What the papers say – September 14
David Cameron on Brexit leads most Saturday newspapers.
Former Prime Minister David Cameron makes the front pages of most daily newspapers on Saturday through the admissions, regrets and attacks contained in his just-released memoirs.
The Times leads with a book extract from Mr Cameron, who insists he was right to call the Brexit referendum, but says he’s sorry for the uncertainty and division that has followed, and that ultimately, he failed.
The Guardian reports Mr Cameron thinks every day about the referendum result and feels Boris Johnson has behaved “appallingly” by proroguing Parliament.

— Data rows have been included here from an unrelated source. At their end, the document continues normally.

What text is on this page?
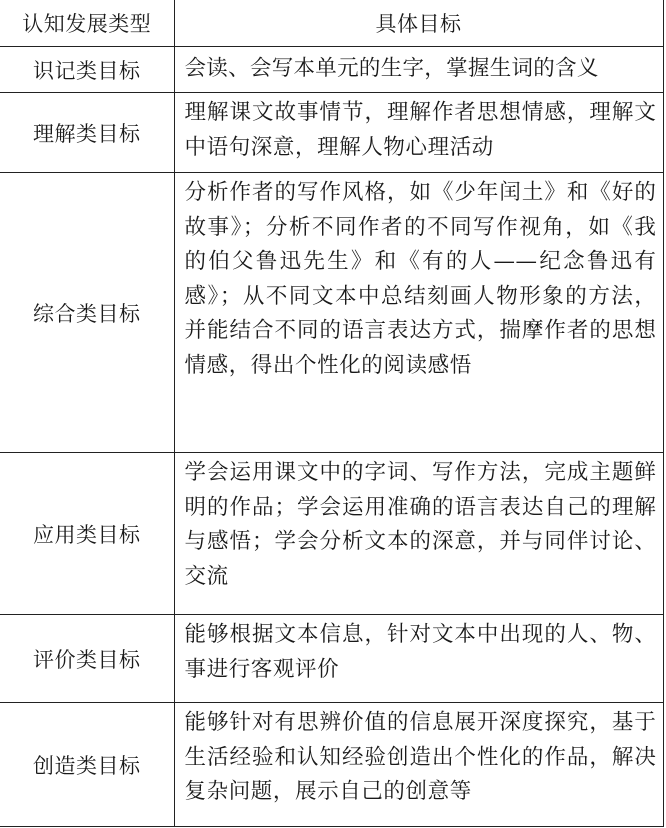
认知发展类型	具体目标
识记类目标	会读、会写本单元的生字，掌握生词的含义
理解类目标	理解课文故事情节，理解作者思想情感，理解文中语句深意，理解人物心理活动
综合类目标	分析作者的写作风格，如《少年闰土》和《好的故事》；分析不同作者的不同写作视角，如《我的伯父鲁迅先生》和《有的人——纪念鲁迅有感》；从不同文本中总结刻画人物形象的方法，并能结合不同的语言表达方式，揣摩作者的思想情感，得出个性化的阅读感悟
应用类目标	学会运用课文中的字词、写作方法，完成主题鲜明的作品；学会运用准确的语言表达自己的理解与感悟；学会分析文本的深意，并与同伴讨论、交流
评价类目标	能够根据文本信息，针对文本中出现的人、物、事进行客观评价
创造类目标	能够针对有思辨价值的信息展开深度探究，基于生活经验和认知经验创造出个性化的作品，解决复杂问题，展示自己的创意等
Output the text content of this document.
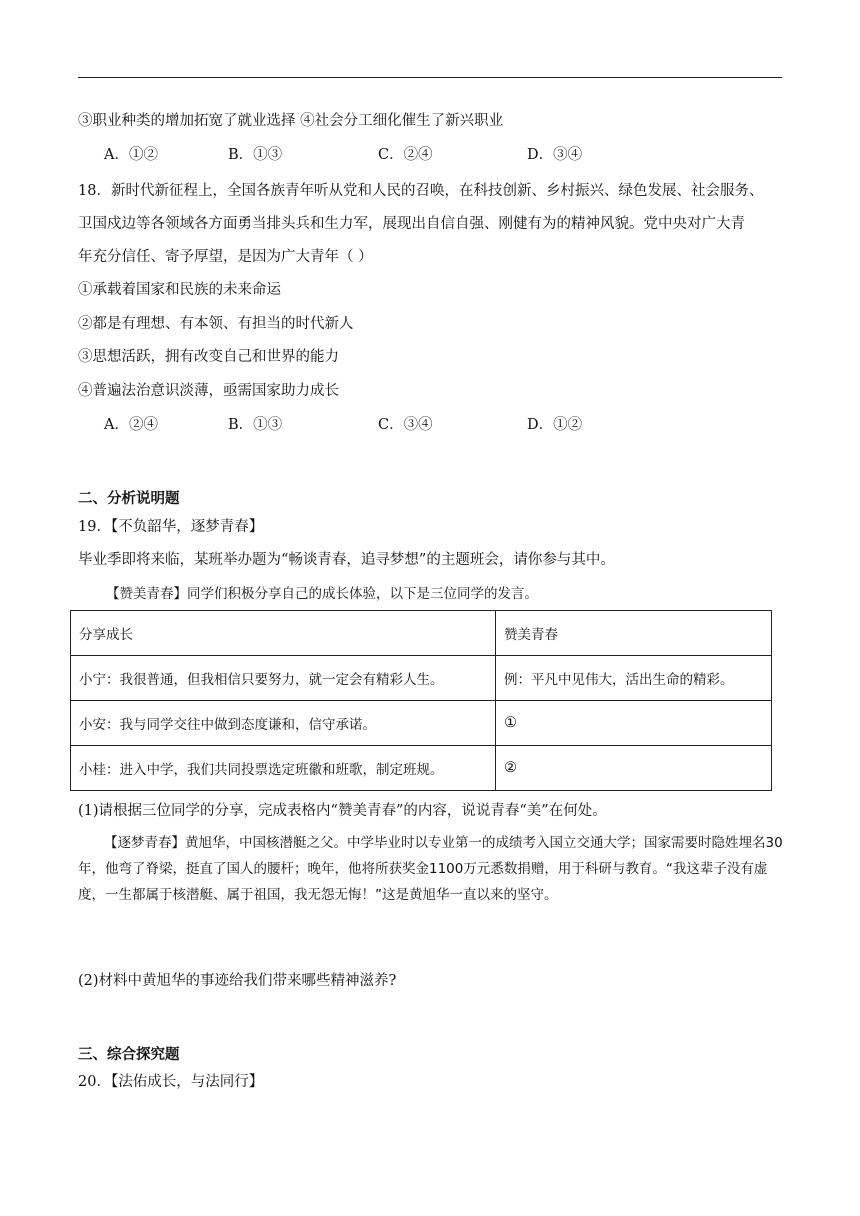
③职业种类的增加拓宽了就业选择 ④社会分工细化催生了新兴职业
A．①②	B．①③	C．②④	D．③④
18．新时代新征程上，全国各族青年听从党和人民的召唤，在科技创新、乡村振兴、绿色发展、社会服务、
卫国戍边等各领域各方面勇当排头兵和生力军，展现出自信自强、刚健有为的精神风貌。党中央对广大青
年充分信任、寄予厚望，是因为广大青年（ ）
①承载着国家和民族的未来命运
②都是有理想、有本领、有担当的时代新人
③思想活跃，拥有改变自己和世界的能力
④普遍法治意识淡薄，亟需国家助力成长
A．②④	B．①③	C．③④	D．①②
二、分析说明题
19．【不负韶华，逐梦青春】
毕业季即将来临，某班举办题为“畅谈青春，追寻梦想”的主题班会，请你参与其中。
【赞美青春】同学们积极分享自己的成长体验，以下是三位同学的发言。
分享成长	赞美青春
小宁：我很普通，但我相信只要努力，就一定会有精彩人生。	例：平凡中见伟大，活出生命的精彩。
小安：我与同学交往中做到态度谦和，信守承诺。	①
小桂：进入中学，我们共同投票选定班徽和班歌，制定班规。	②
(1)请根据三位同学的分享，完成表格内“赞美青春”的内容，说说青春“美”在何处。
【逐梦青春】黄旭华，中国核潜艇之父。中学毕业时以专业第一的成绩考入国立交通大学；国家需要时隐姓埋名30年，他弯了脊梁，挺直了国人的腰杆；晚年，他将所获奖金1100万元悉数捐赠，用于科研与教育。“我这辈子没有虚度，一生都属于核潜艇、属于祖国，我无怨无悔！”这是黄旭华一直以来的坚守。
(2)材料中黄旭华的事迹给我们带来哪些精神滋养?
三、综合探究题
20．【法佑成长，与法同行】
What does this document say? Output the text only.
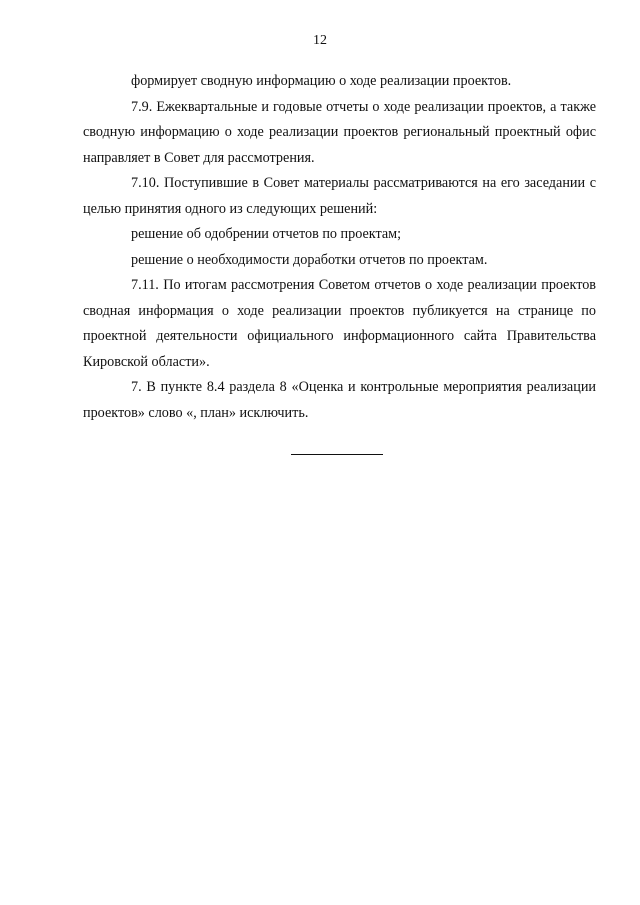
12

формирует сводную информацию о ходе реализации проектов.

7.9. Ежеквартальные и годовые отчеты о ходе реализации проектов, а также сводную информацию о ходе реализации проектов региональный проектный офис направляет в Совет для рассмотрения.

7.10. Поступившие в Совет материалы рассматриваются на его заседании с целью принятия одного из следующих решений:

решение об одобрении отчетов по проектам;

решение о необходимости доработки отчетов по проектам.

7.11. По итогам рассмотрения Советом отчетов о ходе реализации проектов сводная информация о ходе реализации проектов публикуется на странице по проектной деятельности официального информационного сайта Правительства Кировской области».

7. В пункте 8.4 раздела 8 «Оценка и контрольные мероприятия реализации проектов» слово «, план» исключить.
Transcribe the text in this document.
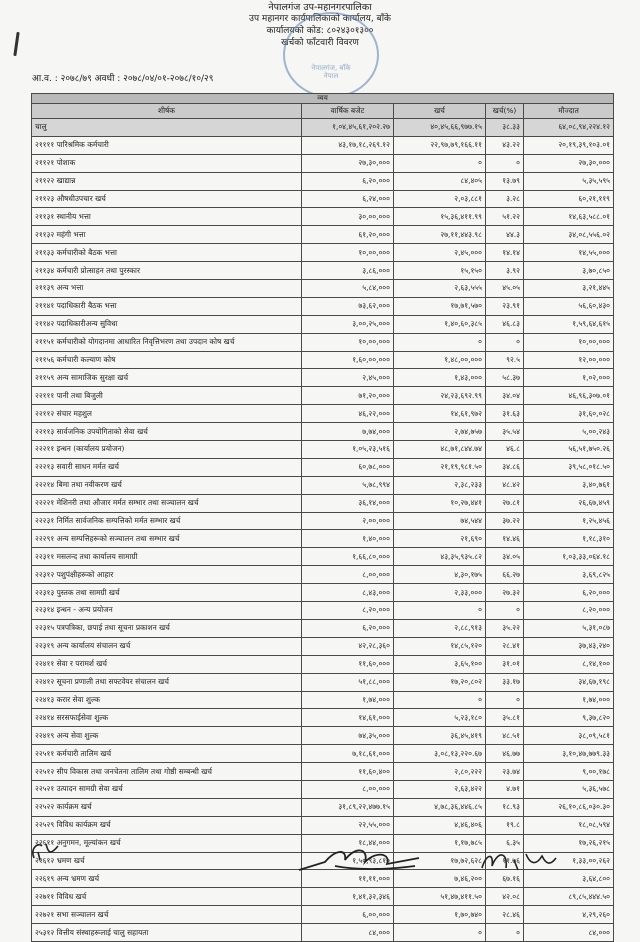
नेपालगंज उप-महानगरपालिका
उप महानगर कार्यपालिकाको कार्यालय, बाँके
कार्यालयको कोड: ८०२४३०१३००
खर्चको फाँटवारी विवरण
नेपालगंज, बाँके
नेपाल
आ.व. : २०७८/७९ अवधी : २०७८/०४/०१-२०७८/१०/२९
व्यय				
शीर्षक	वार्षिक बजेट	खर्च	खर्च(%)	मौज्दात
चालु	१,०४,४५,६१,२०२.२७	४०,४५,६६,९७७.१५	३८.३३	६४,०८,९४,२२४.१२
२११११ पारिश्रमिक कर्मचारी	४३,१७,१८,२६९.१२	२२,९७,७९,१६६.११	४३.२२	२०,१९,३९,१०३.०१
२११२१ पोशाक	२७,३०,०००	०	०	२७,३०,०००
२११२२ खाद्यान्न	६,२०,०००	८४,४०५	१३.७९	५,३५,५९५
२११२३ औषधीउपचार खर्च	६,२४,०००	२,०३,८८१	३.२८	६०,२१,११९
२११३१ स्थानीय भत्ता	३०,००,०००	१५,३६,४११.९९	५१.२२	१४,६३,५८८.०१
२११३२ महंगी भत्ता	६१,२०,०००	२७,११,४४३.९८	४४.३	३४,०८,५५६.०२
२११३३ कर्मचारीको बैठक भत्ता	१०,००,०००	२,४५,०००	१४.१४	१४,५५,०००
२११३४ कर्मचारी प्रोत्साहन तथा पुरस्कार	३,८६,०००	१५,१५०	३.९२	३,७०,८५०
२११३९ अन्य भत्ता	५,८४,०००	२,६३,५५५	४५.०५	३,२१,४४५
२११४१ पदाधिकारी बैठक भत्ता	७३,६२,०००	१७,७१,५७०	२३.९१	५६,६०,४३०
२११४२ पदाधिकारीअन्य सुविधा	३,००,२५,०००	१,४०,६०,३८५	४६.८३	१,५९,६४,६१५
२११५१ कर्मचारीको योगदानमा आधारित निवृत्तिभरण तथा उपदान कोष खर्च	१०,००,०००	०	०	१०,००,०००
२११५६ कर्मचारी कल्याण कोष	१,६०,००,०००	१,४८,००,०००	९२.५	१२,००,०००
२११५९ अन्य सामाजिक सुरक्षा खर्च	२,४५,०००	१,४३,०००	५८.३७	१,०२,०००
२२१११ पानी तथा बिजुली	७१,२०,०००	२४,२३,६९२.९९	३४.०४	४६,९६,३०७.०१
२२११२ संचार महशुल	४६,२२,०००	१४,६१,९७२	३१.६३	३१,६०,०२८
२२११३ सार्वजनिक उपयोगिताको सेवा खर्च	७,७४,०००	२,७४,७५७	३५.५४	५,००,२४३
२२२११ इन्धन (कार्यालय प्रयोजन)	१,०५,२३,५१६	४८,७१,८४४.७४	४६.८	५६,५१,७५०.२६
२२२१३ सवारी साधन मर्मत खर्च	६०,७८,०००	२१,१९,९८१.५०	३४.८६	३९,५८,०१८.५०
२२२१४ बिमा तथा नवीकरण खर्च	५,७८,९९४	२,३८,२३३	४८.४२	३,४०,७६१
२२२२१ मेशिनरी तथा औजार मर्मत सम्भार तथा सञ्चालन खर्च	३६,१४,०००	१०,२७,४४१	२७.८१	२६,६७,४५९
२२२३१ निर्मित सार्वजनिक सम्पत्तिको मर्मत सम्भार खर्च	२,००,०००	७४,५४४	३७.२२	१,२५,४५६
२२२९१ अन्य सम्पत्तिहरूको सञ्चालन तथा सम्भार खर्च	१,४०,०००	२१,६९०	१४.४६	१,१८,३१०
२२३११ मसलन्द तथा कार्यालय सामाग्री	१,६६,८०,०००	४३,३५,९३५.८२	३४.०५	१,०३,३३,०६४.१८
२२३१२ पशुपंक्षीहरूको आहार	८,००,०००	४,३०,१७५	६६.२७	३,६९,८२५
२२३१३ पुस्तक तथा सामग्री खर्च	८,४३,०००	२,३३,०००	२७.३२	६,२०,०००
२२३१४ इन्धन - अन्य प्रयोजन	८,२०,०००	०	०	८,२०,०००
२२३१५ पत्रपत्रिका, छपाई तथा सूचना प्रकाशन खर्च	६,२०,०००	२,८८,९१३	३५.२२	५,३१,०८७
२२३१९ अन्य कार्यालय संचालन खर्च	४२,२८,३६०	१४,८५,१२०	२८.४१	३७,४३,२४०
२२४११ सेवा र परामर्श खर्च	११,६०,०००	३,६५,१००	३१.०१	८,१४,१००
२२४१२ सूचना प्रणाली तथा सफ्टवेयर संचालन खर्च	५१,८८,०००	१७,२०,८०२	३३.१७	३४,६७,१९८
२२४१३ करार सेवा शुल्क	१,७४,०००	०	०	१,७४,०००
२२४१४ सरसफाईसेवा शुल्क	१४,६१,०००	५,२३,१८०	३५.८१	९,३७,८२०
२२४१९ अन्य सेवा शुल्क	७४,३५,०००	३६,४५,४१९	४८.५१	३८,०९,५८१
२२५११ कर्मचारी तालिम खर्च	७,१८,६१,०००	३,०८,१३,२२०.६७	४६.७७	३,१०,४७,७७९.३३
२२५१२ सीप विकास तथा जनचेतना तालिम तथा गोष्ठी सम्बन्धी खर्च	११,६०,४००	२,८०,२२२	२३.७४	९,००,१७८
२२५२१ उत्पादन सामग्री सेवा खर्च	८,००,०००	२,६३,४२२	४.७१	५,३६,५७८
२२५२२ कार्यक्रम खर्च	३१,८९,२२,४७७.१५	४,७८,३६,४४६.८५	१८.९३	२६,१०,८६,०३०.३०
२२५२९ विविध कार्यक्रम खर्च	२२,५५,०००	४,४६,४०६	१९.८	१८,०८,५९४
२२६११ अनुगमन, मूल्यांकन खर्च	१८,४४,०००	१,१७,७८५	६.३५	१७,२६,२१५
२२६१२ भ्रमण खर्च	१,५०,९३,८१०	१७,७२,६२८	११.७६	१,३३,००,२६२
२२६१९ अन्य भ्रमण खर्च	११,११,०००	७,४६,२००	६७.१६	३,६४,८००
२२७११ विविध खर्च	१,४१,३२,३४६	५१,४७,४११.५०	४२.०८	८९,८५,४४४.५०
२२७२१ सभा सञ्चालन खर्च	६,००,०००	१,७०,७४०	२८.४६	४,२९,२६०
२५३१२ वित्तीय संस्थाहरूलाई चालु सहायता	८४,०००	०	०	८४,०००
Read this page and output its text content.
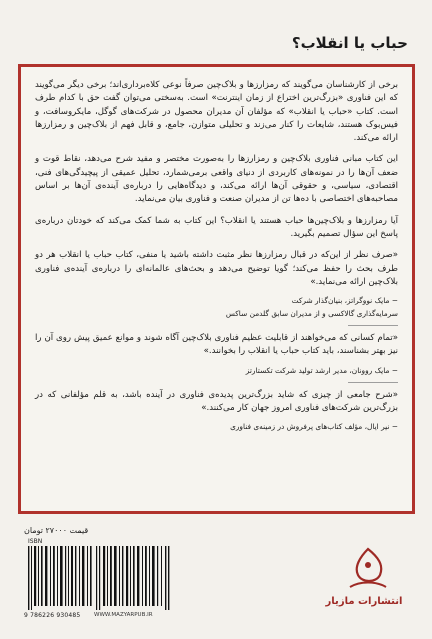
حباب یا انقلاب؟

برخی از کارشناسان می‌گویند که رمزارزها و بلاک‌چین صرفاً نوعی کلاه‌برداری‌اند؛ برخی دیگر می‌گویند که این فناوری «بزرگ‌ترین اختراع از زمان اینترنت» است. به‌سختی می‌توان گفت حق با کدام طرف است. کتاب «حباب یا انقلاب» که مؤلفان آن مدیران محصول در شرکت‌های گوگل، مایکروسافت، و فیس‌بوک هستند، شایعات را کنار می‌زند و تحلیلی متوازن، جامع، و قابل فهم از بلاک‌چین و رمزارزها ارائه می‌کند.

این کتاب مبانی فناوری بلاک‌چین و رمزارزها را به‌صورت مختصر و مفید شرح می‌دهد، نقاط قوت و ضعف آن‌ها را در نمونه‌های کاربردی از دنیای واقعی برمی‌شمارد، تحلیل عمیقی از پیچیدگی‌های فنی، اقتصادی، سیاسی، و حقوقی آن‌ها ارائه می‌کند، و دیدگاه‌هایی را درباره‌ی آینده‌ی آن‌ها بر اساس مصاحبه‌های اختصاصی با ده‌ها تن از مدیران صنعت و فناوری بیان می‌نماید.

آیا رمزارزها و بلاک‌چین‌ها حباب هستند یا انقلاب؟ این کتاب به شما کمک می‌کند که خودتان درباره‌ی پاسخ این سؤال تصمیم بگیرید.

«صرف نظر از این‌که در قبال رمزارزها نظر مثبت داشته باشید یا منفی، کتاب حباب یا انقلاب هر دو طرف بحث را حفظ می‌کند؛ گویا توضیح می‌دهد و بحث‌های عالمانه‌ای را درباره‌ی آینده‌ی فناوری بلاک‌چین ارائه می‌نماید.»

− مایک نووگراتز، بنیان‌گذار شرکت
سرمایه‌گذاری گالاکسی و از مدیران سابق گلدمن ساکس

«تمام کسانی که می‌خواهند از قابلیت عظیم فناوری بلاک‌چین آگاه شوند و موانع عمیق پیش روی آن را نیز بهتر بشناسند، باید کتاب حباب یا انقلاب را بخوانند.»

− مایک روونان، مدیر ارشد تولید شرکت تکستارتز

«شرح جامعی از چیزی که شاید بزرگ‌ترین پدیده‌ی فناوری در آینده باشد، به قلم مؤلفانی که در بزرگ‌ترین شرکت‌های فناوری امروز جهان کار می‌کنند.»

− نیر ایال، مؤلف کتاب‌های پرفروش در زمینه‌ی فناوری
قیمت ۲۷۰۰۰ تومان
ISBN
9 786226 930485 WWW.MAZYARPUB.IR
انتشارات مازیار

The Independent says Mr Cameron has criticised Mr Johnson’s Brexit strategy, saying a no-deal departure would be a “bad outcome” for Britain.
The Daily Telegraph and the Daily Mail lead with Mr Cameron lashing out at Mr Johnson and Michael Gove, and saying that Brexiteers had behaved appallingly.
The Daily Express says Mr Cameron was shocked that so many people wanted Brexit.
The i quotes Mr Cameron saying he doesn’t regret the referendum.
And the left-leaning Daily Mirror focuses on Mr Cameron’s admission that he smoked marijuana.
Meanwhile, the Financial Times reports Boris Johnson is set to fast-track a Brexit deal.
In other matters, The Sun leads with Margaret Moore’s “agony” over the knighthood bestowed upon Geoffrey Boycott, who was convicted in 1998 of assaulting her.
And the Daily Star has a story that former Bond star Roger Moore’s ghost haunts his daughter.